French multinational Thales and a French branch of the Swiss-based RUAG are also involved in training the guard, offering the simulation equipment needed to operate the Caesars that could potentially target almost half million people in Yemen.
Disclose, a media outlet, revealed the cargo ship was expected to load munitions for Caesar howitzers. It also revealed that France is set to deliver the Saudis well over 100 Caesars between now and 2023.
The Caesars are produced by the French government-owned weapons manufacturer, Nexter Systems. Some 48 were stationed at the border with Yemen by the Saudi Arabian army in late 2018.

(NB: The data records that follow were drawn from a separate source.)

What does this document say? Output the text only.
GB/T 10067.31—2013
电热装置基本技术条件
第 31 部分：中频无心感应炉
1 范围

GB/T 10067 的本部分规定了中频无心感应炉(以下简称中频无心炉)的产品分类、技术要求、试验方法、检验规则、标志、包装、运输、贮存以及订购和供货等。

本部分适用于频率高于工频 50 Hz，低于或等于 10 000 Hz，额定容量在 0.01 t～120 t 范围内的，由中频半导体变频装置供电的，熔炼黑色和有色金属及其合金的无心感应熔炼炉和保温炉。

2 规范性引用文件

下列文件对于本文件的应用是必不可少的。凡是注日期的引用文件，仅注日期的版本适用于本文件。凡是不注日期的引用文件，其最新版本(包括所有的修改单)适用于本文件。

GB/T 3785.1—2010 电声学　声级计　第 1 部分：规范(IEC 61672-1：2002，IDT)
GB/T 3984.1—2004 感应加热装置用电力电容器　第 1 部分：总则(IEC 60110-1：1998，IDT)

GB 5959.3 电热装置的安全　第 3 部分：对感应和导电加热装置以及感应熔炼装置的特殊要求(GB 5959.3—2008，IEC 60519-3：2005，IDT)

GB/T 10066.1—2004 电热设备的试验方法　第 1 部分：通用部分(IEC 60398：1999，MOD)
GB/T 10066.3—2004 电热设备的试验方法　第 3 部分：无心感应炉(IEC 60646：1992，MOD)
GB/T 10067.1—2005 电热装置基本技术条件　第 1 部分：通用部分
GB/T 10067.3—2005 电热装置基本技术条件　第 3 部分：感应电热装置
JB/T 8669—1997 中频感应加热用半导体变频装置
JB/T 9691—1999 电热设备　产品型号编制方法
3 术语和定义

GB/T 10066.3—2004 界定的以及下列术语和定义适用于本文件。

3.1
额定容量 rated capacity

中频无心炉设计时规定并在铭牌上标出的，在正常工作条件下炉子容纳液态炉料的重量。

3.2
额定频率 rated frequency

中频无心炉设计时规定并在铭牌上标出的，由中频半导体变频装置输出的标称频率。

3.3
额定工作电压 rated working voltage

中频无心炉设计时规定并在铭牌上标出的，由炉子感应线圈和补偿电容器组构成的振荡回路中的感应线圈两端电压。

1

Yet a leaked internal document from France’s military intelligence agency, the DRM, warned of the risks against civilians in Yemen posed by the Caesars already in 2018.
“The population concerned by potential artillery fire: 436,370 people,” notes the document, dated 25 September, 2018.
The same document says the Caesars also play a role in supporting “loyalist troops and Saudi armed forces in their progression into Yemeni territory.”
The following year artillery shells from the coalition forces slammed into a Yemeni market near the Saudi border, killing 89 civilians.
And in September, a report by the United Nations Human Rights Council on Yemen, warned that such transfers of weapons only help to perpetuate the conflict.
“But for the arms trade and the arms transfers, the war would not be persisting the way it is, the war would not continue ravaging the people of Yemen in the way it has,” said Ardi Imseis, one of the authors of the report.
British media had previously revealed similar details about the wide participation of UK companies in managing air strikes and preparing aircraft, weapons and ammunition, and the same is the case for the US, whose participation has become public and documented.
This information confirms that the aggressive Saudi-led “coalition” was from the outset nothing but a cover for Western powers that directly manage the various operations targeting Yemen.